You can use the following customized KQL query to extract Application Gateway access logs:
This KQL pulls Application Gateway access logs and outputs one simple “tuple” per request: when it happened, who called it (source IP/port), where it was routed (destination IP/port), the host/URL/method, the status code, TLS version, and how long it took. It’s an easy way to see traffic and performance at a glance.
AzureDiagnostics
| where ResourceType == "APPLICATIONGATEWAYS"
| where OperationName == "ApplicationGatewayAccess"
| extend
SrcIP = tostring(clientIP_s),
SrcPort = toint(clientPort_d),
Routed = tostring(serverRouted_s)
| extend
DstIP = tostring(split(Routed, ":")[0]),
DstPort = toint(split(Routed, ":")[1])
| project
TimeGenerated,
SrcIP, SrcPort,
DstIP, DstPort,
Host = tostring(coalesce(column_ifexists("originalHost_s",""), column_ifexists("host_s",""))),
Method = tostring(column_ifexists("httpMethod_s","")),
Uri = tostring(column_ifexists("requestUri_s","")),
Status = toint(column_ifexists("httpStatus_d", long(null))),
Tls = tostring(column_ifexists("sslProtocol_s","")),
TimeTakenMs = todouble(column_ifexists("timeTaken_d", real(null)))
| order by TimeGenerated descEventually, It's time to check the WAF logs as the WAF funtionality is one of the main reasons we choose Application Gateway. The WAF logs are a goldmine for understanding attack patterns, client behavior, and potential vulnerabilities. By analyzing these logs, you can identify which IPs are probing your applications, what kinds of requests are triggering detections, and which WAF rules are most commonly matched.
We use the following KQL query to list the top 50 client IPs triggering WAF detections on the Application Gateway:
AzureDiagnostics
| where ResourceType == "APPLICATIONGATEWAYS"
| where Category == "ApplicationGatewayFirewallLog"
| extend
Action = tostring(column_ifexists("action_s","")),
ClientIP = tostring(column_ifexists("clientIp_s","")),
Host = tostring(coalesce(column_ifexists("originalHost_s",""), column_ifexists("host_s",""))),
Uri = tostring(column_ifexists("requestUri_s","")),
RuleId = tostring(column_ifexists("ruleId_s",""))

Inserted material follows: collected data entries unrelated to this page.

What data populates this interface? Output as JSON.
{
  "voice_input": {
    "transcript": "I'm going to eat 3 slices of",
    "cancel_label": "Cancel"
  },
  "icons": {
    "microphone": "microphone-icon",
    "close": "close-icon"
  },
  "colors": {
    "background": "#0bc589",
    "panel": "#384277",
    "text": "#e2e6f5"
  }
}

| where Action in ("Detected","Matched")
| summarize
Detections = count(),
Hosts = make_set(Host, 5),
TopUris = make_set(Uri, 8),
TopRules = make_set(RuleId, 10),
FirstSeen=min(TimeGenerated),
LastSeen=max(TimeGenerated)
by ClientIP
| order by Detections desc
| take 50Lastly let's see What the WAF log output shows:
For the top IP, you’ll often see automated scans looking for sensitive files and common app/framework pages (like .env or phpinfo). This usually indicates an internet bot probing your site, not normal user traffic.

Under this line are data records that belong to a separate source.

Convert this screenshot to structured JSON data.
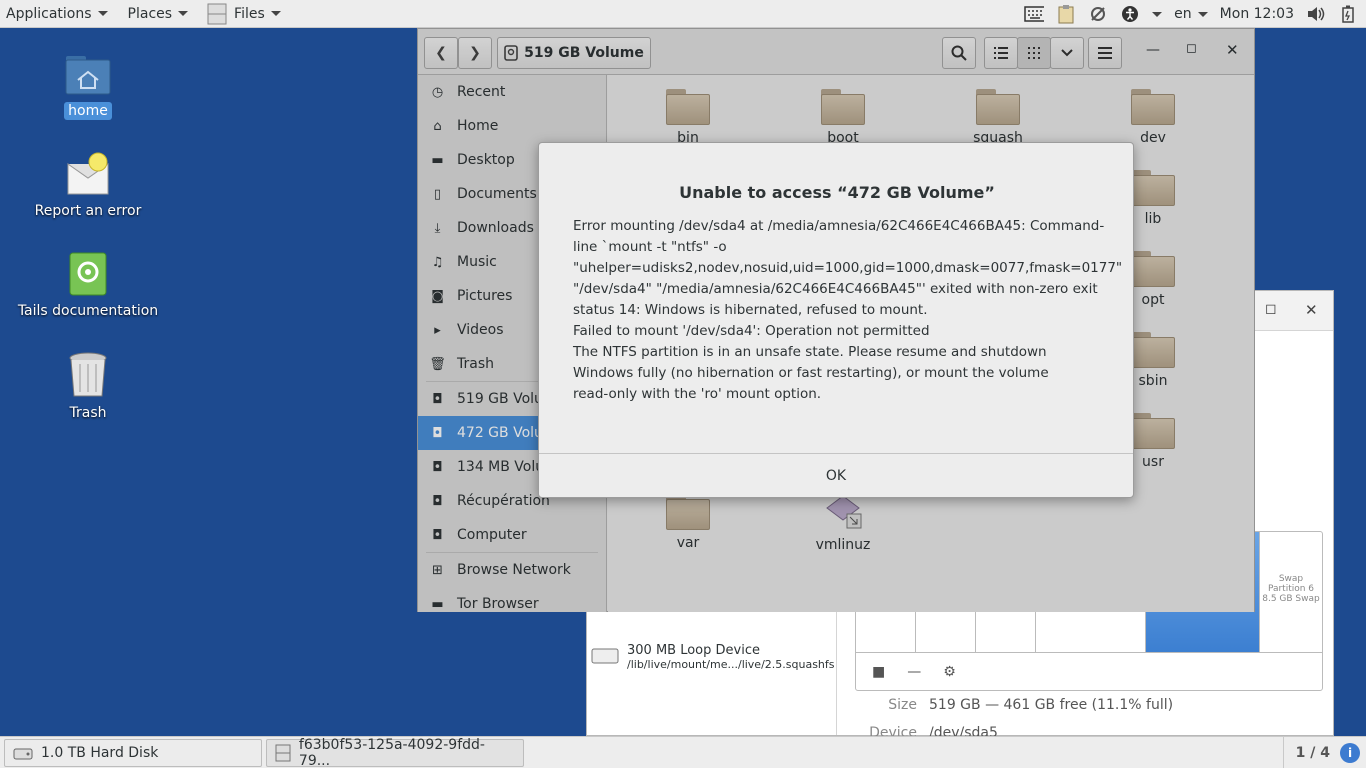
{
  "topbar": {
    "applications": "Applications",
    "places": "Places",
    "files": "Files",
    "language": "en",
    "clock": "Mon 12:03",
    "icons": [
      "keyboard-icon",
      "clipboard-icon",
      "network-icon",
      "accessibility-icon",
      "volume-icon",
      "battery-icon"
    ]
  },
  "desktop": {
    "icons": [
      {
        "label": "home",
        "icon": "home-folder-icon"
      },
      {
        "label": "Report an error",
        "icon": "report-error-icon"
      },
      {
        "label": "Tails documentation",
        "icon": "documentation-icon"
      },
      {
        "label": "Trash",
        "icon": "trash-icon"
      }
    ]
  },
  "files_window": {
    "location": "519 GB Volume",
    "sidebar": [
      {
        "label": "Recent",
        "icon": "clock-icon"
      },
      {
        "label": "Home",
        "icon": "home-icon"
      },
      {
        "label": "Desktop",
        "icon": "folder-icon"
      },
      {
        "label": "Documents",
        "icon": "document-icon"
      },
      {
        "label": "Downloads",
        "icon": "download-icon"
      },
      {
        "label": "Music",
        "icon": "music-icon"
      },
      {
        "label": "Pictures",
        "icon": "camera-icon"
      },
      {
        "label": "Videos",
        "icon": "video-icon"
      },
      {
        "label": "Trash",
        "icon": "trash-icon"
      },
      {
        "label": "519 GB Volu",
        "icon": "drive-icon"
      },
      {
        "label": "472 GB Volu",
        "icon": "drive-icon"
      },
      {
        "label": "134 MB Volu",
        "icon": "drive-icon"
      },
      {
        "label": "Récupération",
        "icon": "drive-icon"
      },
      {
        "label": "Computer",
        "icon": "drive-icon"
      },
      {
        "label": "Browse Network",
        "icon": "network-icon"
      },
      {
        "label": "Tor Browser",
        "icon": "folder-icon"
      }
    ],
    "folders": [
      "bin",
      "boot",
      "squash",
      "dev",
      "lib",
      "opt",
      "sbin",
      "usr",
      "var",
      "vmlinuz"
    ]
  },
  "dialog": {
    "title": "Unable to access “472 GB Volume”",
    "lines": [
      "Error mounting /dev/sda4 at /media/amnesia/62C466E4C466BA45: Command-",
      "line `mount -t \"ntfs\" -o",
      "\"uhelper=udisks2,nodev,nosuid,uid=1000,gid=1000,dmask=0077,fmask=0177\"",
      "\"/dev/sda4\" \"/media/amnesia/62C466E4C466BA45\"' exited with non-zero exit",
      "status 14: Windows is hibernated, refused to mount.",
      "Failed to mount '/dev/sda4': Operation not permitted",
      "The NTFS partition is in an unsafe state. Please resume and shutdown",
      "Windows fully (no hibernation or fast restarting), or mount the volume",
      "read-only with the 'ro' mount option."
    ],
    "ok_label": "OK"
  },
  "disks_window": {
    "device_name": "300 MB Loop Device",
    "device_path": "/lib/live/mount/me.../live/2.5.squashfs",
    "swap_label": "Swap\nPartition 6\n8.5 GB Swap",
    "size_key": "Size",
    "size_value": "519 GB — 461 GB free (11.1% full)",
    "device_key": "Device",
    "device_value": "/dev/sda5"
  },
  "taskbar": {
    "tasks": [
      "1.0 TB Hard Disk",
      "f63b0f53-125a-4092-9fdd-79..."
    ],
    "workspace": "1 / 4"
  }
}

Why you might not see the word Blocked:
As shown in the following WAF policy associated with the Application Gateway, it’s currently set to Detection mode (monitor and log) rather than Prevention mode (actively block requests). This is a common practice during the initial deployment phase, allowing you to observe and analyze traffic patterns and potential false positives without impacting legitimate users. Once you are confident that the WAF rules are correctly tuned and not blocking valid traffic, you can switch to Prevention mode to enable active protection against detected threats.
SUMMARY
In this series of articles, we successfully published a private Azure Container Apps environment through an Application Gateway with WAF enabled. We configured a Private DNS zone to enable hostname resolution for the CAE, set up the Application Gateway with proper routing and SSL termination, and then analyzed incoming traffic and WAF logs using Log Analytics. This setup provides a secure and scalable way to expose containerized applications to the internet while maintaining control over traffic and gaining insights through logging and monitoring.
As the managment access to all critical resources like PostgreSQL database, Azure Storage, and Container Registry is only private, in future posts, we will explore how to integrate Azure VPN gateway for secure remote access to the Container Apps environment and other resources using Azure DNS private resolver.